I attended a seminar today where the speaker (an Oracle consultant) was talking about Java portability and claimed that Java VMs from different vendors that support the same version of Java are always compatible. He said there would be no problems running code written for one platform on a same-version VM on another platform.

I'm sure I've read words to the contrary from people using Java in the real world. Has anyone here any experiences they can share on this issue?

John Topley
Friday, January 10, 2003

Incompatibility is especially apparant when you are going after backward compatibility. Old browsers of one brand or other all handle Java applets in slightly different ways. There are even one of two browser VMs that can't even multi-task using threads. But you can always use a safe subset of the full range of APIs, compatibility will get you very far on the server-side provided you note some of the big gotchas. The foundation libraries works pretty well, but you probably have to have a support line and test on all VMs your customers might use.

Li-fan Chen
Friday, January 10, 2003

In my experience, there is no problem of JVM compatibilities for the same version if  :

* JDK >= version 1.2
* The threading model is the same (ie: Java thread mapped 1 to 1 to to system threads. No multithreads emulation -- green threads)

Disclaimer: My experience is based with Sun Solaris and Microsoft Windows JavaSoft JVM.

Robert Chevallier
Friday, January 10, 2003

We are currently using J2SE and J2ME from Sun for our product.  Both work as expected.  We are also evaluating 2 VM's from 3rd parties because they offer increased performance over the Sun VM. 

To date, we have identified several bugs in the 3rd party VM's (which they intend to fix), but barring that no incompatabilities. 

Stephen Jackson
Friday, January 10, 2003

The only "incompatabilities" I've found with various JVMs are GUI inconsistancies. OSX's JVM wants to use native widgets, and they sometimes come out looking strange. The fonts don't always look the same either.

All in all though, everything runs. It just might not be pretty.

Friday, January 10, 2003

Recent (jdk 1.2 and above) compatibility tends to be really good.  On the server side especially I have no expectation that, for example, code I write and test on Windows XP, will need to be debugged on Linux.  There are some mistakes one can make in this regard (classic example, hard coding the file separator character in a string instead of using the java libraries to retrieve the appropriate one for the platform the code is running on).

Erik Lickerman
Friday, January 10, 2003

I've developed some J2EE systems that were ported from one OS to another. In one project, it was Solaris -> HP-UX, in the other HP-UX -> AIX with Linux and Windows also being used in development environments.

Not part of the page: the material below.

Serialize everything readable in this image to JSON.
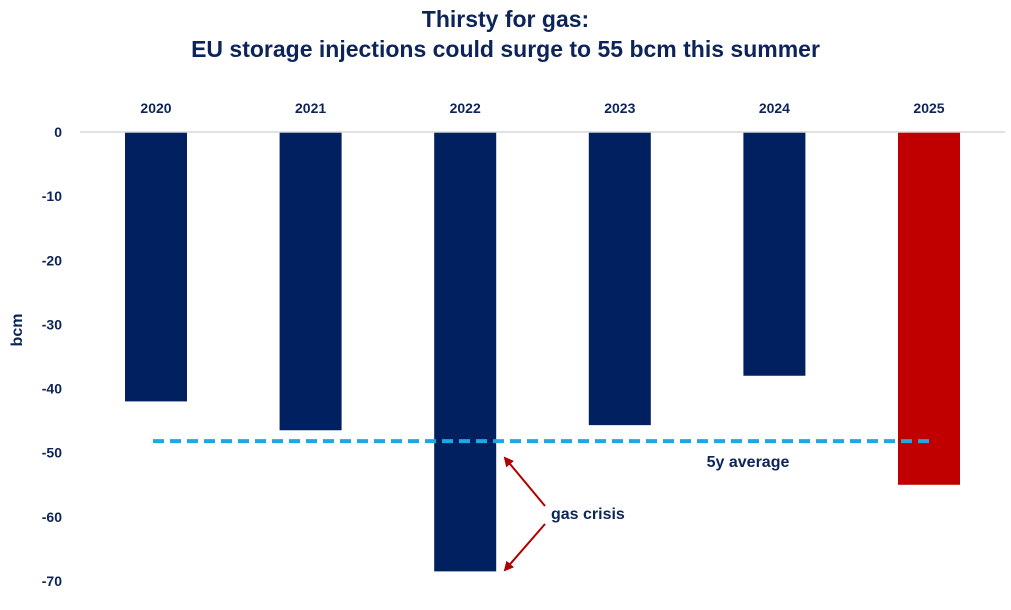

For the most part, things worked out OK. The only problems were minor. For example, HP's java has some bugs that needed to be worked around (threading, how it did string tokenizing different, etc.) Also, some OS's don't support the same JDK versions - for example, Solaris and HP-UX were always behind Windows in terms of patches and bug fixes.

Monday, January 13, 2003

One more...

When we moved to AIX, there were some problems with the JDBC drivers.

1. setFloat() didn't work properly, had to use setDouble() instead.

2. the first time you call getString on a numeric column it comes back fine, however, the second time it would add an random number of zeros. Had to use a patch from IBM that was not public to get around this one.

Monday, January 13, 2003

The only "incompatabilities" I've found with various JVMs are GUI inconsistancies. OSX's JVM wants to use native widgets, and they sometimes come out looking strange. The fonts don't always look the same either.

I found that the only way to get round this was to just to do by the book and trust in the layout managers. All in all it came out OK.

Oh EXCEPT the Swing FileChooser doesn't work, and you have to use the AWT one. Which doesn't work on Windows. D'oh!